Fri, Nov 18, 2011
Carriers Report Expanded Tarmac Delay Data On Domestic Flights
Under New DOT Consumer Rule
Airlines reported a total of three tarmac delays longer than
three hours on domestic flights in September, according to the U.S.
Department of Transportation’s Air Travel Consumer
The larger U.S. airlines have been required to report tarmac
delays of more than three hours on their domestic flights since
April 29, 2010. Under a new rule that took effect Aug. 23, 2011,
all U.S. and foreign airlines operating at least one aircraft with
30 or more passenger seats must report lengthy tarmac delays at
U.S. airports. Today’s report is the first since the new rule
went into effect.
Also beginning Aug. 23, carriers operating international flights
may not allow tarmac delays at U.S. airports to last longer than
four hours. This is in addition to the three-hour limit on domestic
tarmac delays, which went into effect in April 2010. There were no
reports of international flights with tarmac delays of more than
four hours between Aug. 23 and Sept. 30.
Exceptions to the time limits for both domestic and
international flights are allowed only for safety, security or air
traffic control-related reasons.
All three of the reported tarmac delays involved flights departing
from Washington Dulles International Airport on Sept. 14, when
there were severe thunderstorms in the area.

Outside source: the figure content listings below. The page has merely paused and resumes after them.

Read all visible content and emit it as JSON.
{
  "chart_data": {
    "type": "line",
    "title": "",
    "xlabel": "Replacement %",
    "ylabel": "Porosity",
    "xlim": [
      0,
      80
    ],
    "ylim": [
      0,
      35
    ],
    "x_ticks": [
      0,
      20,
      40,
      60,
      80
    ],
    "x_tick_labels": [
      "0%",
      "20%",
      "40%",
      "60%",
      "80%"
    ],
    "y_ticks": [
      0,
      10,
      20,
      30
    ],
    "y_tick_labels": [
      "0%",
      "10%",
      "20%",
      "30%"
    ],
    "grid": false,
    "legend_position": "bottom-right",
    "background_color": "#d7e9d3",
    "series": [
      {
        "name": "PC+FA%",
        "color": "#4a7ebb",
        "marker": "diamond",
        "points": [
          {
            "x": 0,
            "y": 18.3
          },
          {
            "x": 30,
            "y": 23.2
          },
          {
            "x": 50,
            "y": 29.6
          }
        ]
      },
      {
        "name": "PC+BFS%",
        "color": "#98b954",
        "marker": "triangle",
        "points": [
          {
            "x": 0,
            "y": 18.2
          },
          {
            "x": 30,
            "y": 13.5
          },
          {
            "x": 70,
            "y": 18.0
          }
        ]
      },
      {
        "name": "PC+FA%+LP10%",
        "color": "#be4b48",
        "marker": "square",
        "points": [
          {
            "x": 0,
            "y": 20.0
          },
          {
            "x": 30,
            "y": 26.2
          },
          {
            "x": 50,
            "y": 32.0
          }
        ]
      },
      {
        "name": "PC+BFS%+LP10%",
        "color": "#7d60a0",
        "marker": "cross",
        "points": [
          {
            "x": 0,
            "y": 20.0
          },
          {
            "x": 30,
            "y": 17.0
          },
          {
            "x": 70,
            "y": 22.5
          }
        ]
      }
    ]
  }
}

The monthly report also includes data on on-time performance,
chronically delayed flights, flight cancellations, and the causes
of flight delays filed with the Department by the reporting
carriers. In addition, the report contains information on airline
bumping, reports of mishandled baggage filed by consumers with the
carriers, and consumer service, disability and discrimination
complaints received by DOT’s Aviation Consumer Protection
Division. This report also includes reports of incidents
involving pets traveling by air, as required to be filed by U.S.